Nach dem enormen Anstieg der Betriebskosten der Kläranlage in den Jahren 2016 und 2017 konnte der Gemeinderat Hemhofen in der Sitzung am Dienstagabend einen erfreulicheren Beschluss für 2018 und 2019 verabschieden: Aus der Neukalkulation für die kommenden zwei Jahre ergibt sich keine Notwendigkeit der Gebührenerhöhung. Im Gegenteil: Während die Gebühr für das Schmutzwasser weiterhin 3,08 Euro pro Kubikmeter beträgt, konnten die Kosten für das Niederschlagswasser sogar von 0,38 Euro pro Quadratmeter versiegelter Fläche auf 0,21 Euro pro Quadratmeter herabgesetzt werden.

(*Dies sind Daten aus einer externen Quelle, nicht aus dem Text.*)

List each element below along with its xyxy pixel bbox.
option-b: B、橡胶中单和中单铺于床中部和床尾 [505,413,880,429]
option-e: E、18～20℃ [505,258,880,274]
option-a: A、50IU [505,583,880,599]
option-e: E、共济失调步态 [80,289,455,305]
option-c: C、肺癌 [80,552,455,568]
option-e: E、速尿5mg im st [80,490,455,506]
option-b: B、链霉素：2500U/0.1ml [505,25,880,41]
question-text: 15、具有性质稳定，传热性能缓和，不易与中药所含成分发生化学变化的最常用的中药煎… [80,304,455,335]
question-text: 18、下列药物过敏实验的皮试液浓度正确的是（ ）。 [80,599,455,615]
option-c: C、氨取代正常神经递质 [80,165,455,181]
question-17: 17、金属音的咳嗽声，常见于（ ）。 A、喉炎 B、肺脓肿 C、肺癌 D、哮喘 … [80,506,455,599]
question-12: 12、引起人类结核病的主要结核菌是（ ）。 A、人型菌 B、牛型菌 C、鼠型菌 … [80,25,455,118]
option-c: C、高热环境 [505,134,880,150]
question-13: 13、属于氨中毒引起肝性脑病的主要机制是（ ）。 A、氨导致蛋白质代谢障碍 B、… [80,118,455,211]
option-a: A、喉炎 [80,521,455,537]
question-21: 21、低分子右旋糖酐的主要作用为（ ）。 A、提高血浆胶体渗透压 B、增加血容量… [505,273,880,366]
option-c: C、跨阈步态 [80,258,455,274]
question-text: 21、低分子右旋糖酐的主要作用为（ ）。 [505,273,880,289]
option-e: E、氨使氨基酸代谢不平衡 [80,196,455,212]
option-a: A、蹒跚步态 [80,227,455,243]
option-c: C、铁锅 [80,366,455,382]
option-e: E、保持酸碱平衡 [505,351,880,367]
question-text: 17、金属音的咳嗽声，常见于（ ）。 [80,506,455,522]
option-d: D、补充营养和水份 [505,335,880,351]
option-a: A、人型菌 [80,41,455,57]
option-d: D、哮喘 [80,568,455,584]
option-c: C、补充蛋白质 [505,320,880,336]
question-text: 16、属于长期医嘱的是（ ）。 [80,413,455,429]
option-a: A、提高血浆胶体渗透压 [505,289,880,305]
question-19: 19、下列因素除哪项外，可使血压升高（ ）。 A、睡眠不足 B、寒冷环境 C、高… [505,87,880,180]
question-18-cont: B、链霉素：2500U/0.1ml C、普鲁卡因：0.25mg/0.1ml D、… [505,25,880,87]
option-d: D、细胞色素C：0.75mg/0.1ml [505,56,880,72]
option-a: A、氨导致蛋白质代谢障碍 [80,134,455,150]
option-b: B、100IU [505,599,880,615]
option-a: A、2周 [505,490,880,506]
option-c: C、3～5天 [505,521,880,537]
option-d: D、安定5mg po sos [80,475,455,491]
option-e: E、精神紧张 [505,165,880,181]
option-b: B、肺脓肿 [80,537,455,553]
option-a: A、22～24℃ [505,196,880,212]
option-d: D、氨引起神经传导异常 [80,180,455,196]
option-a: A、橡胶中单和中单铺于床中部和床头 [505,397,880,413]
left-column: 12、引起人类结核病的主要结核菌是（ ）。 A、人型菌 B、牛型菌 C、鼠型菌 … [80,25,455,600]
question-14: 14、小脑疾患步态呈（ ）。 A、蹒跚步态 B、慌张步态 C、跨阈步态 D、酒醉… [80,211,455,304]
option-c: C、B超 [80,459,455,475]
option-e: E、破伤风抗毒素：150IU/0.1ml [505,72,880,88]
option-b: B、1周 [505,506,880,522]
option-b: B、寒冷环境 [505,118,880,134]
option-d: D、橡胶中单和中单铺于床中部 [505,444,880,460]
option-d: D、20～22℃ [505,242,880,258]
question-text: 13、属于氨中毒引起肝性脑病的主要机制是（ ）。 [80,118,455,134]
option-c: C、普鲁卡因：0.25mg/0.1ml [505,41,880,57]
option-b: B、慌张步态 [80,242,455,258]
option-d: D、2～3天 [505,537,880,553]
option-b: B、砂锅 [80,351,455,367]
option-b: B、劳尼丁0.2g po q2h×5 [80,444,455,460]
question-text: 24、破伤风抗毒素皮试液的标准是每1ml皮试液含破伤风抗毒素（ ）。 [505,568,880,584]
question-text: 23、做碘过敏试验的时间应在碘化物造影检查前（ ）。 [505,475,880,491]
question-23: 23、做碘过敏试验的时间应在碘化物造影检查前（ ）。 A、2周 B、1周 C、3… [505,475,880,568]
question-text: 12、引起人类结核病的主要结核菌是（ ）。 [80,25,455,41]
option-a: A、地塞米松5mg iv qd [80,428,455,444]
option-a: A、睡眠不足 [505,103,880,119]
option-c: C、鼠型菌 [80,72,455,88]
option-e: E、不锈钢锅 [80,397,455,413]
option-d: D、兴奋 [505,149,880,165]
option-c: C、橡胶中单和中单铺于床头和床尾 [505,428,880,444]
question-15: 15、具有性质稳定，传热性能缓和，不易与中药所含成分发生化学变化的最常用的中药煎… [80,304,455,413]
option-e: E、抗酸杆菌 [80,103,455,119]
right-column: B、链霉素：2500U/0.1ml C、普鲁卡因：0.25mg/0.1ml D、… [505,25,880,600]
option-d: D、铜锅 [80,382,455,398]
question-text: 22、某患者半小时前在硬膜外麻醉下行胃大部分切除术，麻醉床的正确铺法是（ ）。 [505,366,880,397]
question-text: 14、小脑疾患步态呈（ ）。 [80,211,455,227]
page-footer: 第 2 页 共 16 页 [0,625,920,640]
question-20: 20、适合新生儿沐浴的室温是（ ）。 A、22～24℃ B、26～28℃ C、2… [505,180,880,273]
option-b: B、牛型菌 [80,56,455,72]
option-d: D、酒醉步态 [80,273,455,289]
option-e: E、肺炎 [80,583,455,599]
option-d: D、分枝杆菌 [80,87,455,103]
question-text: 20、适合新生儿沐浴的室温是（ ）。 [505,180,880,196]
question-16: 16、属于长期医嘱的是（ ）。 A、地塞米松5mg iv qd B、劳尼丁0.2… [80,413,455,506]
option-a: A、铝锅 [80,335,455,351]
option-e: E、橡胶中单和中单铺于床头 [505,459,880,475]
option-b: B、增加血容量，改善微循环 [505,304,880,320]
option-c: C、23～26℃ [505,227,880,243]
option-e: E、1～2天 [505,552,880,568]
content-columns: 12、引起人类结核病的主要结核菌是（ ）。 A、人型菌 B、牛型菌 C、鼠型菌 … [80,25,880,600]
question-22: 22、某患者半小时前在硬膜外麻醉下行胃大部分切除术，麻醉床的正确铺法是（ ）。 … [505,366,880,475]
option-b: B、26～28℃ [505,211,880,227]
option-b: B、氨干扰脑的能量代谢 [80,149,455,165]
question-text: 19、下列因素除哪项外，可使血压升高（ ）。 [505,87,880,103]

Zu einem schnellen Beschluss kam der Gemeinderat auch bei der Vergabe von Honorarleistungen im Bereich Abwasser für das Baugebiet "Z 7 - Zeckern-West" zwischen der Gärtnerei Großkopf und der Kaspar-Lang-Straße an das Ingenieur-Büro Miller.
Für etwas mehr Diskussionsbedarf sorgte ein Antrag der Grünen hinsichtlich des Landesentwicklungsprogramms (LEP) Bayern. Monika Rosiwal-Meißner, die den Antrag verfasst hatte, plädierte dafür, eine Stellungnahme zu den geplanten Änderungen des Programms abzugeben. Vor allem die Auflockerung des Anbindegebots, wodurch Gewerbegebiete nicht mehr nur in unmittelbarer Nähe von Ortschaften angesiedelt werden können, war den Gemeinderäten der Grünen in Hemhofen ein Dorn im Auge. Der Großteil der restlichen Ratsmitglieder hielt die Änderung jedoch für sinnvoll, die vor allem vorsehe, dass Gewerbegebiete gut zugänglich an Autobahnausfahrten platziert werden sollen.
Auch dass die zulässige Verkaufsfläche, bis zu der sogenannte Nahversorgungsbetriebe von der landesplanerischen Verkaufsflächensteuerung freigestellt sind, in allen Gemeinden von derzeit 1200 auf 800 Quadratmeter reduziert werden solle, lehnte der Gemeinderat fast einstimmig ab. Die zwei übrigen Punkte des Antrags hielt die Mehrheit der Ratsmitglieder jedoch für sinnvoll und beschloss, sie in die Stellungnahme an das Staatsministerium aufzunehmen: Künftige Abweichungen vom bestehenden LEP sollen nicht willkürlich vorgenommen werden können. Auch eine wahllose Aufstufung im Zentrale-Orte-System, wodurch immer mehr Orte als Standorte für Einzelhandelsgroßprojekte für geeignet erklärt werden, möchte Hemhofen nicht gutheißen.